AI is like any tool. The bad guys are absolutely using it. The good news is that we’re ahead of them and using AI to filter through the noise of 100,000 events to find the three events that matter. AI is much faster than human beings trying to scroll through logs, so we’ve been leveraging it heavily in alerting, diagnostics, and forensics.
Another big trend is that independent operators, chain retailers, and branded oils now look to vendors to get all kinds of things as a service so they can focus on delighting their guests and driving the highest margins without having to build everything themselves.”
Reema Mansukhani, Senior Sales Executive
“I’ve only been in the convenience industry a few years, so there are a lot of nuances that I didn’t realize. I didn’t know how much actually went into retail operations and all of the products and solutions that need to come together to help a retailer operate.

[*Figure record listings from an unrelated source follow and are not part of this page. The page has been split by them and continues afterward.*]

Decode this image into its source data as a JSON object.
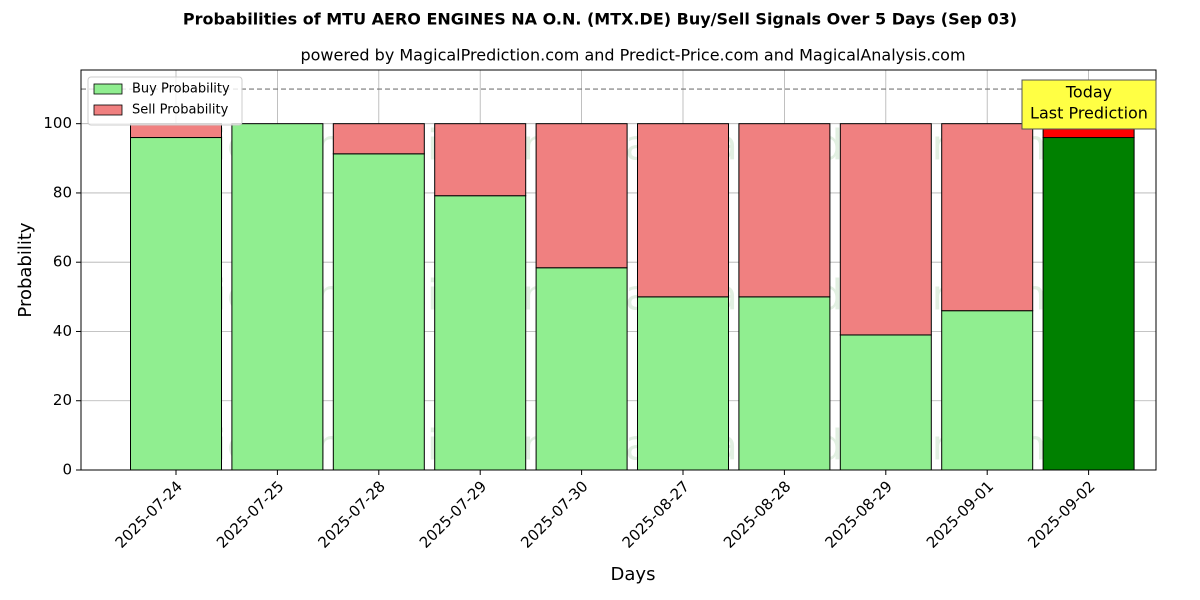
{
  "chart_data": {
    "type": "stacked_bar",
    "title": "Probabilities of MTU AERO ENGINES NA O.N. (MTX.DE) Buy/Sell Signals Over 5 Days (Sep 03)",
    "subtitle": "powered by MagicalPrediction.com and Predict-Price.com and MagicalAnalysis.com",
    "x_label": "Days",
    "y_label": "Probability",
    "categories": [
      "2025-07-24",
      "2025-07-25",
      "2025-07-28",
      "2025-07-29",
      "2025-07-30",
      "2025-08-27",
      "2025-08-28",
      "2025-08-29",
      "2025-09-01",
      "2025-09-02"
    ],
    "series": [
      {
        "name": "Buy Probability",
        "color": "#90ee90",
        "values": [
          96.0,
          100,
          91.3,
          79.2,
          58.4,
          50.0,
          50.0,
          39.0,
          46.0,
          96.0
        ],
        "colors": [
          "#90ee90",
          "#90ee90",
          "#90ee90",
          "#90ee90",
          "#90ee90",
          "#90ee90",
          "#90ee90",
          "#90ee90",
          "#90ee90",
          "#008000"
        ]
      },
      {
        "name": "Sell Probability",
        "color": "#f08080",
        "values": [
          4.0,
          0,
          8.7,
          20.8,
          41.6,
          50.0,
          50.0,
          61.0,
          54.0,
          4.0
        ],
        "colors": [
          "#f08080",
          "#f08080",
          "#f08080",
          "#f08080",
          "#f08080",
          "#f08080",
          "#f08080",
          "#f08080",
          "#f08080",
          "#ff0000"
        ]
      }
    ],
    "ylim": [
      0,
      115.5
    ],
    "yticks": [
      0,
      20,
      40,
      60,
      80,
      100
    ],
    "grid": true,
    "reference_line": 110,
    "legend": "upper left",
    "annotation": [
      "Today",
      "Last Prediction"
    ],
    "watermarks": [
      "MagicalAnalysis.com",
      "MagicalPrediction.com"
    ]
  }
}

It’s constantly evolving, so I really love how companies are open to using technologies like advanced analytics and artificial intelligence to optimize their business. The industry is all about technology, technology, technology. Everyone is embracing technology, which is phenomenal. You always want to do more with less and figure out how to be most cost-effective. Finding the right technology and partner is huge for being successful.”
Alvin Prasla, Director, Sales
“A key trend for independent operators is to streamline a lot of their day-to-day processes, so they can focus more on selling to customers rather than worrying about the back-office stuff. C-store owners don’t have time to manage everything, so they need a solution for areas like live inventory and lottery management.
Going forward, operators can increase operational efficiency by keeping better track of their most expensive items, such as cigarettes and beer. That will definitely increase margins. As we see brands forming partnerships with independent chain store operators, increasing foodservice is definitely a plus. Having a good foodservice item, a deli, or even a sandwich shop entices people to come into your store and spend more.”